I was shocked by this remembrance. My father had never said a word about Grandpa Sam’s habits as an accountant. They both just went to the office and made money and provided. They complained about difficult clients, worked Saturdays from February until April 15th, threw down their gold cards at Sunday family dinners after checking the math on the check, and built the next generation’s college funds, one 1040 form at a time. When I visited the office and Xeroxed my hand on the copy machine, they filed the copies in a special folder.
But, suddenly, I remembered how when I first started my own business, when I was 22, Grandpa Sam had said, “Emily, you should let me take a look at your tax return.”
“That’s okay, Grandpa.” I said. “My dad does it.”
“Your father,” said my grandfather, “is a very scrupulous and law-abiding man.”

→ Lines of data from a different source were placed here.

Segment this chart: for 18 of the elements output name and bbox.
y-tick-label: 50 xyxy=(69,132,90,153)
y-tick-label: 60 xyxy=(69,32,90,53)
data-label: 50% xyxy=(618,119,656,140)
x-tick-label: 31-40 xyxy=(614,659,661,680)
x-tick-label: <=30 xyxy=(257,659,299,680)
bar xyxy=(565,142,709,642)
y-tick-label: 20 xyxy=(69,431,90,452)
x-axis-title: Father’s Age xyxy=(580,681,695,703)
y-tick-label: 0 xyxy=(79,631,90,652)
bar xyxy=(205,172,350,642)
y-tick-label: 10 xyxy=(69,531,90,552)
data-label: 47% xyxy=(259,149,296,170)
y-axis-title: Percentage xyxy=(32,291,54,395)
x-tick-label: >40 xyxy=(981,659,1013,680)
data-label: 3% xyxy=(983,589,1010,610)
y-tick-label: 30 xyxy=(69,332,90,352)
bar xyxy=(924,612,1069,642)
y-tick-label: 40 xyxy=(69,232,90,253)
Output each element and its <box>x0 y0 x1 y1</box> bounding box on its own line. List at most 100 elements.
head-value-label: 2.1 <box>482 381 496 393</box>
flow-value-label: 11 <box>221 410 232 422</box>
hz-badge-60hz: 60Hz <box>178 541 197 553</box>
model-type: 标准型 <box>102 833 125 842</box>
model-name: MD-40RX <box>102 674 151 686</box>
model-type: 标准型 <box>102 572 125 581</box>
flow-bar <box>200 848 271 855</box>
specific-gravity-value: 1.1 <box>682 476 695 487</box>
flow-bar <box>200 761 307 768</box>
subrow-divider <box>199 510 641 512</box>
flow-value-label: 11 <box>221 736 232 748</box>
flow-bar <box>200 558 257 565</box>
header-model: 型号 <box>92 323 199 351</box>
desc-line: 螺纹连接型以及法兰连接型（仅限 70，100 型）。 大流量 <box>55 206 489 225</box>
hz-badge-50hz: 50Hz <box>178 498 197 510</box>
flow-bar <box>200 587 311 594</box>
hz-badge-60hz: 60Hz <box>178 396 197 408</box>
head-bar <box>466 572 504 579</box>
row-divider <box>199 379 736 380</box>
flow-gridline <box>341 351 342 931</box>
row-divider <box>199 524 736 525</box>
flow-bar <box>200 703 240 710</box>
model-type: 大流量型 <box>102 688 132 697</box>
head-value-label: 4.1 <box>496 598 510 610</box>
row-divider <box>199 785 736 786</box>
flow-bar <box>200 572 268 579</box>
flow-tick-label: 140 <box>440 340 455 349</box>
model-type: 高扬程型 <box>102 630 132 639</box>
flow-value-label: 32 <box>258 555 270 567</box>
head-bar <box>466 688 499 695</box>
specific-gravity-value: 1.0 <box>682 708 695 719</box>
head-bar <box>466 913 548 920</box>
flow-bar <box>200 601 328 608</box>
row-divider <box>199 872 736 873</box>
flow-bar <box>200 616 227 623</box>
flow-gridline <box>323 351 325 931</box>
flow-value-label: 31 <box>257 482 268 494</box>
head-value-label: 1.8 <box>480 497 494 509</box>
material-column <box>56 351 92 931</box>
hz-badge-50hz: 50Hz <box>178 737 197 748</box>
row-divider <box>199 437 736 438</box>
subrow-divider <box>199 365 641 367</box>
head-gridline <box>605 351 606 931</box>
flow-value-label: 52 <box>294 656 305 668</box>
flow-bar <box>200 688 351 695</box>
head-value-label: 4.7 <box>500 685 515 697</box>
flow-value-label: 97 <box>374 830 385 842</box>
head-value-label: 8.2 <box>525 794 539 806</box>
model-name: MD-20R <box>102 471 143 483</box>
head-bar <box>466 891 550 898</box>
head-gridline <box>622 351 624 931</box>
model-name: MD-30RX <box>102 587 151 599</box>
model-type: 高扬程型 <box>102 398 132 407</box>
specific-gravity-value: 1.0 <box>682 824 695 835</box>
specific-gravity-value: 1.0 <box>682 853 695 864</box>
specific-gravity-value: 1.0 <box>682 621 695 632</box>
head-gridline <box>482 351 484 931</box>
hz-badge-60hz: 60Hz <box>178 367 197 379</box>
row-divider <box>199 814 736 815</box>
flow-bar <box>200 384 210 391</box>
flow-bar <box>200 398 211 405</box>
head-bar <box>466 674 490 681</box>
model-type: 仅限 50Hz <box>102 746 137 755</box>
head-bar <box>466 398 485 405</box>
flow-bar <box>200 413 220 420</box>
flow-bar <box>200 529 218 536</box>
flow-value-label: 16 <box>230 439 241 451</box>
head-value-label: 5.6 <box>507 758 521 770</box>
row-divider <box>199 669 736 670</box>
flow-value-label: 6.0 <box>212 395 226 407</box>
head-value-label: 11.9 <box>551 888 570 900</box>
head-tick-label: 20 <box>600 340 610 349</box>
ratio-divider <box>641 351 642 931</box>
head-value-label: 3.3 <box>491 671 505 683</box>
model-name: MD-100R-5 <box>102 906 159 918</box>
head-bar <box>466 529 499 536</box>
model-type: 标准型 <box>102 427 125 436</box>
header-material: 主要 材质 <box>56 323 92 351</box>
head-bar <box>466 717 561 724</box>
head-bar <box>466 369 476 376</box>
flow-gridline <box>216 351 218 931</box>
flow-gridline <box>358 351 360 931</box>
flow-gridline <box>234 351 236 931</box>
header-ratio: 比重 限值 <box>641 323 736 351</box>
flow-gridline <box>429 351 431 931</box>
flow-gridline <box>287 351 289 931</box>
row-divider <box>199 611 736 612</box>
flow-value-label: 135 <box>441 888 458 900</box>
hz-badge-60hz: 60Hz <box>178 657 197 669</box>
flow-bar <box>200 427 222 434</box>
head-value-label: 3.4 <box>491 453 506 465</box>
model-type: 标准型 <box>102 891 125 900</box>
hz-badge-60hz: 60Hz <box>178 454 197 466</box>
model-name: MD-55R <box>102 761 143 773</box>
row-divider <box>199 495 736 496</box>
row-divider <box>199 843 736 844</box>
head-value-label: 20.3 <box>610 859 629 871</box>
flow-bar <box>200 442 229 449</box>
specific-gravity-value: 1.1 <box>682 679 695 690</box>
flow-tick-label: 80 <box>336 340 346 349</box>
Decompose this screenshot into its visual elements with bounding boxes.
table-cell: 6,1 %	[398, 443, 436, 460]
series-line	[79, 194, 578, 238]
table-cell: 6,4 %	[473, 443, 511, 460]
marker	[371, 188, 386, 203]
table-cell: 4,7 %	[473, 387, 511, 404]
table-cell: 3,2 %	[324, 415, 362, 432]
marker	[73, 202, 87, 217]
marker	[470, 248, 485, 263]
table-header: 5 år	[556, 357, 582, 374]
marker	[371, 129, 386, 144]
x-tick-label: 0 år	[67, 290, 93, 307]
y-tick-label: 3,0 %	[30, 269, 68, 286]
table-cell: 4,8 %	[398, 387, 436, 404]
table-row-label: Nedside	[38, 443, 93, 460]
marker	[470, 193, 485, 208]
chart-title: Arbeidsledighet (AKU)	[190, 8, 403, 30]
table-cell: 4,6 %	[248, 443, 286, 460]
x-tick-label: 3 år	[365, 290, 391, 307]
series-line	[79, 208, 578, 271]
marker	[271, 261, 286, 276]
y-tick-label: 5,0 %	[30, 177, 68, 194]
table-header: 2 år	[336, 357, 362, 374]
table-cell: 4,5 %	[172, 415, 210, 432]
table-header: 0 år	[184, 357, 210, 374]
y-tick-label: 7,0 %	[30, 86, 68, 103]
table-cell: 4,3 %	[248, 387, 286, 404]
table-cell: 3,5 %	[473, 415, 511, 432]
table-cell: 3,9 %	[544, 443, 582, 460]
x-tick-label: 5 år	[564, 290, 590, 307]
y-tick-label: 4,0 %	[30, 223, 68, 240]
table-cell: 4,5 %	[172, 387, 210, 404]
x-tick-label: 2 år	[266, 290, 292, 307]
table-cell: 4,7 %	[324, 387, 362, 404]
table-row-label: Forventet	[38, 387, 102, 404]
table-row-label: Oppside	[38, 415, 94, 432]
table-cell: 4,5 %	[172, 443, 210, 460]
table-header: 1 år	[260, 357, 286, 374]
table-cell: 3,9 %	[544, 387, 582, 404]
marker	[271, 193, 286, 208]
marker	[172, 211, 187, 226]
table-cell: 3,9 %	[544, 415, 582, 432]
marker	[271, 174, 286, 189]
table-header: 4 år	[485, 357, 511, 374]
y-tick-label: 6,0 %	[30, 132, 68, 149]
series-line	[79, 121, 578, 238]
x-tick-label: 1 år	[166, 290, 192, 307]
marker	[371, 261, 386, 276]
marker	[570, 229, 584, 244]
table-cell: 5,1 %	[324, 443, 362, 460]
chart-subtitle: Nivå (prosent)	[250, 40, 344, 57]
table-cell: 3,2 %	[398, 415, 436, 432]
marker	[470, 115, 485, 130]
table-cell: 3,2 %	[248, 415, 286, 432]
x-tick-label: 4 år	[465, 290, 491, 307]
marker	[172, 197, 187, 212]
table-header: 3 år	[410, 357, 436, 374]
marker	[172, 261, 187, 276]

And he said again, “If you really want to save some money, you should let me take a look at your tax return.”
I understand now that my grandfather was telling me he would do things my father would never do. He would take deductions my father would never take. He would account without fear.
Cowardly during the war, he was brave with taxes. He gave the Nazis a wide berth, but on the 1040 form, he cut it as close as anyone could. He took no chances on the march, but fearlessly gambled against the IRS — and won — for sixty years after that.
“Stay the course,” he told me, over and over. “Muddle through.” The other thing he sometimes said was, “Courage!”
The heroic thing he did in the war was not to kill or die, but to survive. He didn’t go out in the night looking for Nazis. He went to sleep, and woke up alive. He stayed the course and muddled through. He looted small. He took the Iron Cross off a dead Nazi someone else killed. He got the Bronze Star just for being Over There. And we are here, because he came back.
I don’t need my grandfather’s Bronze Star or his Iron Cross to know that he was equal parts hero and coward. All of us are.